Their main food source during the warmer months of the year is insects and their larvae. When white sugar glider jump for a second from the trees to catch flying insects, they perform this with incredible speed and agility. They search the trees for gums and sap. Especially eucalyptus and acacia. They are released during the winter and have also been seen eating small creatures. What they find while searching for food, especially reptiles

Predators And Threats

Sugar gliders are not considered an endangered species. Although they have a small geographical distribution and prefer a limited range of habitat types, in fact wildlife conservationists currently classify this species as a species of least concern. They have fared better than other small possum species native to the same area. This is because they have adapted to habitat fragmentation and can thrive in close proximity to human activity.

What Eats Sugar Gliders?

They must frequently use their speed and gliding ability to avoid danger. Their small size makes them attractive prey for a variety of predators in nature. Their main predators are native owls, but possums, kookaburras, monitor lizards, and other snakes may also eat them. White Sugar Glider are seriously endangered by domestic and feral cats.

Reproduction, Babies, And Lifespan

Just like other marsupials. White Sugar Glider females have a pair of ovaries and a uterus. They may go into heat multiple times a year. Also, in colonies, mating usually occurs between one female and two dominant males. Mating may only occur during certain seasons or throughout the year.
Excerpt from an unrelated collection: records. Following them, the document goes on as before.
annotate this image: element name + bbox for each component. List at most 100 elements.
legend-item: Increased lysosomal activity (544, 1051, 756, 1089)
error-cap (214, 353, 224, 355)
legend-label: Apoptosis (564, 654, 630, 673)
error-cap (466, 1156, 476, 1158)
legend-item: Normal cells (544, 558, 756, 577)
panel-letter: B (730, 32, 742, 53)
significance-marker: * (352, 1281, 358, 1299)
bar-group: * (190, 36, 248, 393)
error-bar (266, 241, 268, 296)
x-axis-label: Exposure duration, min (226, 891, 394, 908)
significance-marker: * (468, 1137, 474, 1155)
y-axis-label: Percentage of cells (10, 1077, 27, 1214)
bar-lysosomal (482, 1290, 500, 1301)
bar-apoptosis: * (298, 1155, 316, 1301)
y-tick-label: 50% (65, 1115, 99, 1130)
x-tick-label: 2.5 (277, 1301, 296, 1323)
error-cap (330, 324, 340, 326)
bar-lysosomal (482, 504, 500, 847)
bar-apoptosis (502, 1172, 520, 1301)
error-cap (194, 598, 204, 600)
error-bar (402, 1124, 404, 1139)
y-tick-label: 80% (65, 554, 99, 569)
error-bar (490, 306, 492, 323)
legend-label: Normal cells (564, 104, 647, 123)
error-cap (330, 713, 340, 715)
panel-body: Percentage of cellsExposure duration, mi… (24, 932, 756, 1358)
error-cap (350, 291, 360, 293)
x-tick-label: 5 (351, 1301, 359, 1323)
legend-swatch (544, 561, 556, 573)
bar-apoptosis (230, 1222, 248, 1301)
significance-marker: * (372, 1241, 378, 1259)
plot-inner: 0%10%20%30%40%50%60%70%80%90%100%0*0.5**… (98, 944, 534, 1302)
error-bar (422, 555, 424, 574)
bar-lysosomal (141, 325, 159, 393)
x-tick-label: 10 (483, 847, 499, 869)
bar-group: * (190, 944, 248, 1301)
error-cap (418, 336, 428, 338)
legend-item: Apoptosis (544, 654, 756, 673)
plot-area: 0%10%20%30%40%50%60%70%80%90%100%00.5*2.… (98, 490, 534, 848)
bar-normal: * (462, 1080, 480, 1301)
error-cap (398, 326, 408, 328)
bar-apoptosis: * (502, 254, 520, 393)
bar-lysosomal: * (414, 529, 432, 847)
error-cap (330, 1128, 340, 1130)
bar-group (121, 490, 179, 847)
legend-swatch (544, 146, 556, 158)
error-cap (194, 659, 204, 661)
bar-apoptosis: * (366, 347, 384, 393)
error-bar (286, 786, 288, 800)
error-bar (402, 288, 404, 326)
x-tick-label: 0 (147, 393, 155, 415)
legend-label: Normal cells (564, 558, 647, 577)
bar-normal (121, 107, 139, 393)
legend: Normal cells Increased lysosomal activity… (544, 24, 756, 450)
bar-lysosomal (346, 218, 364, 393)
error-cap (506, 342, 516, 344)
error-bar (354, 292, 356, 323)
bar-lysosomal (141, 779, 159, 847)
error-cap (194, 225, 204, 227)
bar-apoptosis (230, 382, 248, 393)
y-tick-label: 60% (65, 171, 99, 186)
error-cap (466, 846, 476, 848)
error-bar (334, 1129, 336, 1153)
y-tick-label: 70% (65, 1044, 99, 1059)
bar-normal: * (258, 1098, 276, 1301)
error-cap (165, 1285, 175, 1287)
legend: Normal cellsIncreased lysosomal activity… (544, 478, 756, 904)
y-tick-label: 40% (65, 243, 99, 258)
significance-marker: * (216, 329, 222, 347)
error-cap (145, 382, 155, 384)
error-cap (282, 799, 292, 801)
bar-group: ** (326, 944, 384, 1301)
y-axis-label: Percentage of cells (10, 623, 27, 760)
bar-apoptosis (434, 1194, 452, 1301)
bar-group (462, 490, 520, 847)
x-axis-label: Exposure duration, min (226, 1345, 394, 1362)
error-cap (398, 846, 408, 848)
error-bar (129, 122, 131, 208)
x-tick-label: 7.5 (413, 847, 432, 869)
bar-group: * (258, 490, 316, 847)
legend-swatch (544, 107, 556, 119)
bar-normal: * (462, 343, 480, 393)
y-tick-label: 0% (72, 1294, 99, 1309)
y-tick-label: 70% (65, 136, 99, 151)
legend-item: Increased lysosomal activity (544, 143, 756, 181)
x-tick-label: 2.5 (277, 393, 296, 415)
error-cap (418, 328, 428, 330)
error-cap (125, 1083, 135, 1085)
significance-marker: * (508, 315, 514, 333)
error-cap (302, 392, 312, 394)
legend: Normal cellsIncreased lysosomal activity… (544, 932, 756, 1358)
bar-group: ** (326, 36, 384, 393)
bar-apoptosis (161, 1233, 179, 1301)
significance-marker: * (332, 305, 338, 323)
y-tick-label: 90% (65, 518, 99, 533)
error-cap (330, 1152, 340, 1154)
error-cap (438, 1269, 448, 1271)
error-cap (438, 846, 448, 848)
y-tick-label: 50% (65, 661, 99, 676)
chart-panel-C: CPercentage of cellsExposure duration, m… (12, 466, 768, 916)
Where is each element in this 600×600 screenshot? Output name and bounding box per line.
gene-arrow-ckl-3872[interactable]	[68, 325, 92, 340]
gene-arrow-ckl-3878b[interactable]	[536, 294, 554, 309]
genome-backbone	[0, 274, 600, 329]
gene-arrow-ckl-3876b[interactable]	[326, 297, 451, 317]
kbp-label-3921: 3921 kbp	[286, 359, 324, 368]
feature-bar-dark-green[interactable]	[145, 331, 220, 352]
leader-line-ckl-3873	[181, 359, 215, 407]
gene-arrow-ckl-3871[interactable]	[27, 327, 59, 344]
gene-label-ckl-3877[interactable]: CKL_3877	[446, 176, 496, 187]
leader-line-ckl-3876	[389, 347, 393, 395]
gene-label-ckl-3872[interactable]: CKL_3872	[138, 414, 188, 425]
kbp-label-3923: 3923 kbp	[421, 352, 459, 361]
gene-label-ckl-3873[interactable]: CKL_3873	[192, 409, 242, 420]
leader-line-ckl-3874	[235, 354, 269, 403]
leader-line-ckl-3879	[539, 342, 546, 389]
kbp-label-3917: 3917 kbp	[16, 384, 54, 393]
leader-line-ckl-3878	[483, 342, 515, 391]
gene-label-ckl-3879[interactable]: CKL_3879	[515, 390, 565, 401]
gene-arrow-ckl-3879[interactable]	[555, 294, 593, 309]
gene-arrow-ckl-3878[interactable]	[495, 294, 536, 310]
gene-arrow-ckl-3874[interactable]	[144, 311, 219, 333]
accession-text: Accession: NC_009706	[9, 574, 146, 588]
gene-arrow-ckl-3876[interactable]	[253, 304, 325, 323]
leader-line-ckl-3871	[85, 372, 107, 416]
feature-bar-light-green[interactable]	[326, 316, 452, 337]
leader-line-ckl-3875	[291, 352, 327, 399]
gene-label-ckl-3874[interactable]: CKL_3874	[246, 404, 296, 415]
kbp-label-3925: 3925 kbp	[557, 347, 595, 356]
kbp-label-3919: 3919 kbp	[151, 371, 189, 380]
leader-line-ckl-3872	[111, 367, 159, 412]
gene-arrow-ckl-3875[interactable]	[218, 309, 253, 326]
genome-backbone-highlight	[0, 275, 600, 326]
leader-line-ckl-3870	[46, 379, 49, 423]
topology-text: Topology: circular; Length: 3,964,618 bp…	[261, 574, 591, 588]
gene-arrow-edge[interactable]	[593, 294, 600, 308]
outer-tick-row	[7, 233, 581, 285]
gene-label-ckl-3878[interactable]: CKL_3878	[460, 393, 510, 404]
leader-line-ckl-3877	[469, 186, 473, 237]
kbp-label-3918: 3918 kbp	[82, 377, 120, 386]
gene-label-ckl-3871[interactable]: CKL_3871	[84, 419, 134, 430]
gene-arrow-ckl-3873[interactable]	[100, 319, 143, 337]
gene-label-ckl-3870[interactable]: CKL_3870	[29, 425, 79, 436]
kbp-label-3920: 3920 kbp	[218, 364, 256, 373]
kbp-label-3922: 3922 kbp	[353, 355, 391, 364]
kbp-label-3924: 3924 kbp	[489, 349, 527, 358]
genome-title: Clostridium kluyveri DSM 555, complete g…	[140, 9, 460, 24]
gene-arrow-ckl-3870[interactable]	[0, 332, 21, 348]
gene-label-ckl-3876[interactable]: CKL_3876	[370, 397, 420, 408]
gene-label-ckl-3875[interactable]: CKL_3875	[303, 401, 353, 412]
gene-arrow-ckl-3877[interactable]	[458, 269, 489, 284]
It varies by subspecies and region. The gestation period is short, about 16 days, and one or two babies are born from the mother. The babies then burrow into their pouches to grow further. All the babies, aka joey pouches, remain for about two months. Their eyes do not open until they are about 80 days old, and they leave the nest and begin to walk on their own at about 110 days old. White Sugar Glider usually reach sexual and physical maturity by the age of one, although males develop a little faster than normal. The lifespan of an adult in the wild is about 5-6 years, but in captivity it can reach 10-12 years.


The situation surrounding wild White Sugar Glider populations remains unclear, but conservation officials say these species are least at risk of extinction, as there is no reason to think they are in imminent danger. There has always been concern that habitat degradation from wildfires and human development could eventually lead to a significant population decline. These creatures are very popular as pets, and they make up a large share of the exotic pet market in the United States.